Other new features include a new CI debugger and “enhanced governance and security” tools which make it easier for managers to control access permissions for their developers users, through a straight forward user interface.
This is really just the beginning of Harness’s open source adventure, according to Bansal, who said there is much more to come on that front — though he was quick to note that the company has embraced open source technologies since its inception through its support and integration of major projects involved in the software delivery process, including Docker, Kubernetes, and Jenkins.
“This acquisition was the first step in bringing open source to more areas of our platform — we already had several other internal projects in the works at the time that will be open sourced, and have been doing an enormous amount of community work with the CD Foundation (an open source community built around software delivery),” Bansal explained. “You’ll see more open source announcements from Harness later this year.”
Source material
But why, exactly, has Harness decided to dive head-first into open source now? And could it not just have developed its own CI tooling internally?
“From selling CD, we learned a lot about the CI market, and the shortcomings of certain projects and tools,” Bansal explained. “We felt like the choice for cloud and container-native CI tools was small, and we had big ideas on how to innovate and improve the developer CI experience. We bought Drone because we are all-in, on both the product and the community. We want to provide everyone – company, team, and individual developer – with the best CI/CD platform on the market, and that requires a complete commitment to innovation and improvement.”

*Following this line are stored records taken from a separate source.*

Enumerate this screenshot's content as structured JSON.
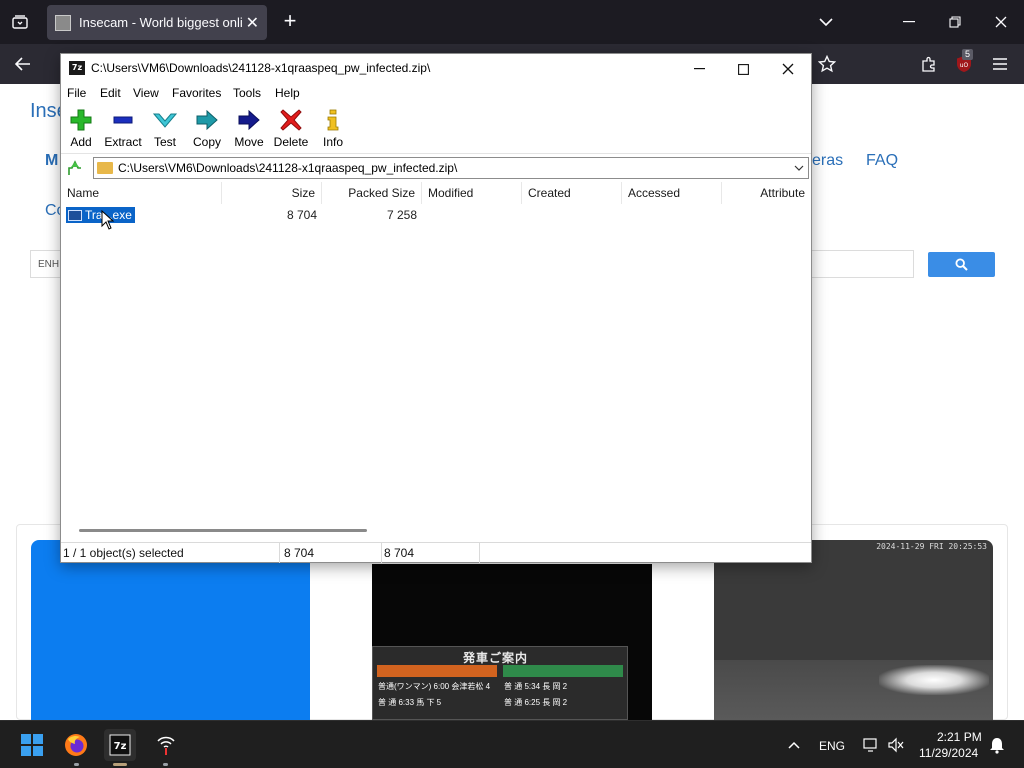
{
  "browser": {
    "tab_title": "Insecam - World biggest online",
    "ext_badge": "5"
  },
  "website": {
    "title": "Insecam",
    "title_visible": "Inse",
    "nav_m": "M",
    "nav_cameras_partial": "eras",
    "nav_faq": "FAQ",
    "co_partial": "Co",
    "search_label": "ENH",
    "cam2_board_title": "発車ご案内",
    "cam2_board_rows": [
      "普通(ワンマン) 6:00 会津若松 4",
      "普 通 6:33 馬 下 5",
      "普 通 5:34 長 岡 2",
      "普 通 6:25 長 岡 2"
    ],
    "cam3_stamp": "2024-11-29 FRI 20:25:53"
  },
  "sevenzip": {
    "window_title": "C:\\Users\\VM6\\Downloads\\241128-x1qraaspeq_pw_infected.zip\\",
    "logo": "7z",
    "menu": [
      "File",
      "Edit",
      "View",
      "Favorites",
      "Tools",
      "Help"
    ],
    "toolbar": [
      "Add",
      "Extract",
      "Test",
      "Copy",
      "Move",
      "Delete",
      "Info"
    ],
    "address": "C:\\Users\\VM6\\Downloads\\241128-x1qraaspeq_pw_infected.zip\\",
    "columns": [
      "Name",
      "Size",
      "Packed Size",
      "Modified",
      "Created",
      "Accessed",
      "Attribute"
    ],
    "files": [
      {
        "name": "Tra...exe",
        "size": "8 704",
        "packed_size": "7 258",
        "modified": "",
        "created": "",
        "accessed": "",
        "attributes": ""
      }
    ],
    "status": {
      "selected": "1 / 1 object(s) selected",
      "size": "8 704",
      "packed": "8 704"
    }
  },
  "taskbar": {
    "language": "ENG",
    "time": "2:21 PM",
    "date": "11/29/2024"
  },
  "colors": {
    "selection": "#0a64c8",
    "browser_bg": "#1c1b22",
    "add_green": "#28b82a",
    "delete_red": "#e21c1c",
    "link_blue": "#2a6fb8"
  }
}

Ultimately, all this is for the same reason as any company anywhere decides to embrace open source: with more than 50,000 active community users, including from major enterprises, Harness is aligning itself with a large army of Drone developers who can collectively ship code much quicker than any internal team can. Many businesses benefit from that combined effort, while Harness can also capitalize on the commercial, market-ready CI product.
Looking across the broader open source sphere, the pandemic has played more than a bit part in driving open source adoption in the enterprise, with Red Hat recently noting in its annual State of Enterprise Open Source report that 90% of enterprises use commercial open source in their organizations. Elsewhere, the tech titans of the world continue to double down on their open source investments, with Microsoft recently reporting that it had learned a lot from its increased engagement with the open source world over the past year, adding that “open source is also now the accepted model for cross-company collaboration.”
With that in mind, the next major updates from Harness will be a new CI enterprise edition which builds on some of the key concepts behind Drone, and “takes things to another level for the developer,” according to Bansal. As the company moves further into the open source space, we can also expect to see more parts of the original Harness product made open source over time, including core elements of the core CD platform as well as newer projects it’s working on internally.
“We’re all-in on open source, and we want our contribution to be significant so it moves the needle for our industry,” Bansal said.